Yes. There are framework-level atomic operations exposed through the System.Threading.Interlocked
class, including Read
, Exchange
, CompareExchange
.
回答2:
Look at Interlocked class, it provides atomic operations for variables that are shared by multiple threads.
回答3:
I think you will need to instantiate your lock object. Also, use the lock for get
too.
private static Object tick_time_lock = new Object();
private static UInt64 _currentTickTime;
public static UInt64 CurrentTickTime
{
get
{
lock (tick_time_lock)
{
return _currentTickTime;
}
}
set
{
lock (tick_time_lock)
{
_currentTickTime = value;
}
}
}
回答4:
For 64-bit integers, you might also consider using members of the Interlocked
class in the .NET framework:
http://msdn.microsoft.com/en-us/library/system.threading.interlocked(v=vs.110).aspx
回答5:
No, you are doing it completely wrong. Having lock on only read/write operations is not going to help you. For example, this code is not thread safe, even though both get and set might be guarded by locks:
var time = Clock.CurrentTickTime;
time += 1
Clock.CurrentTickTime = time
You would need to put lock all around this code to make it thread-safe.
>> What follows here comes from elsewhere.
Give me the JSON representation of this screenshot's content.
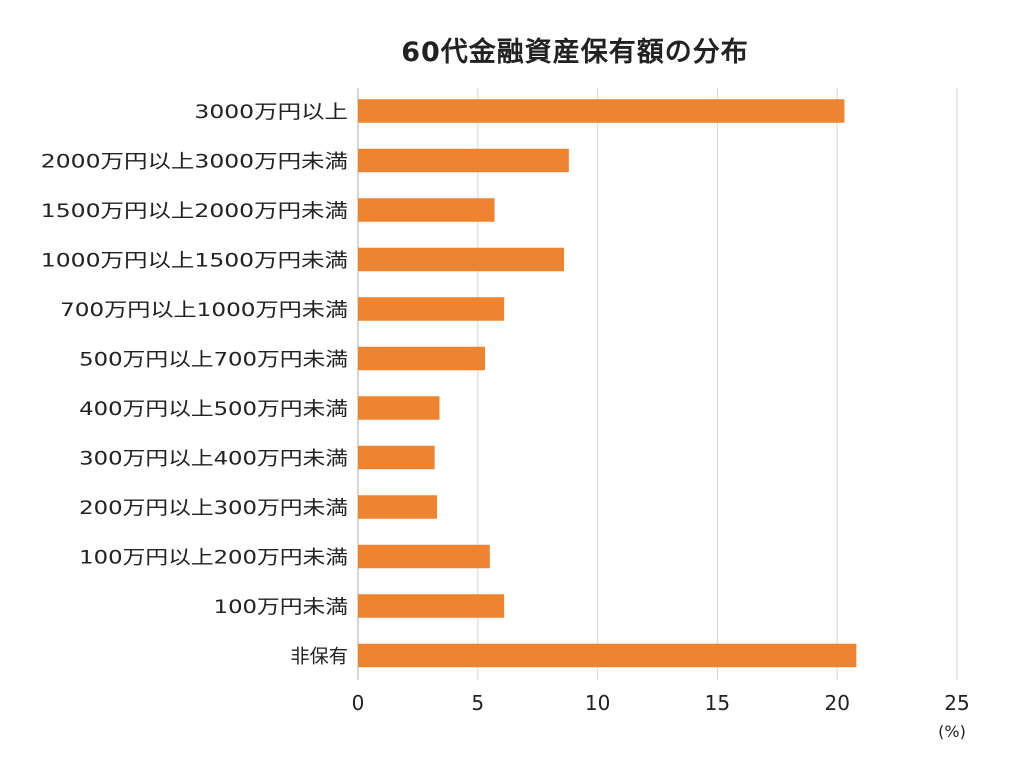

Also, making all components of a system thread-safe is not going to guarantee the whole system is thread-safe. It will actually increase posibilities of deadlocks and makes debugging harder.
Simply said, you are approaching thread safety from completely wrong angle. First, forget about synchronizing global state. It is extremely hard to have both global state and thread safety. Instead, have all state thread-local and only synchronize this state at precisely defined points, where you can guarantee a thread safety.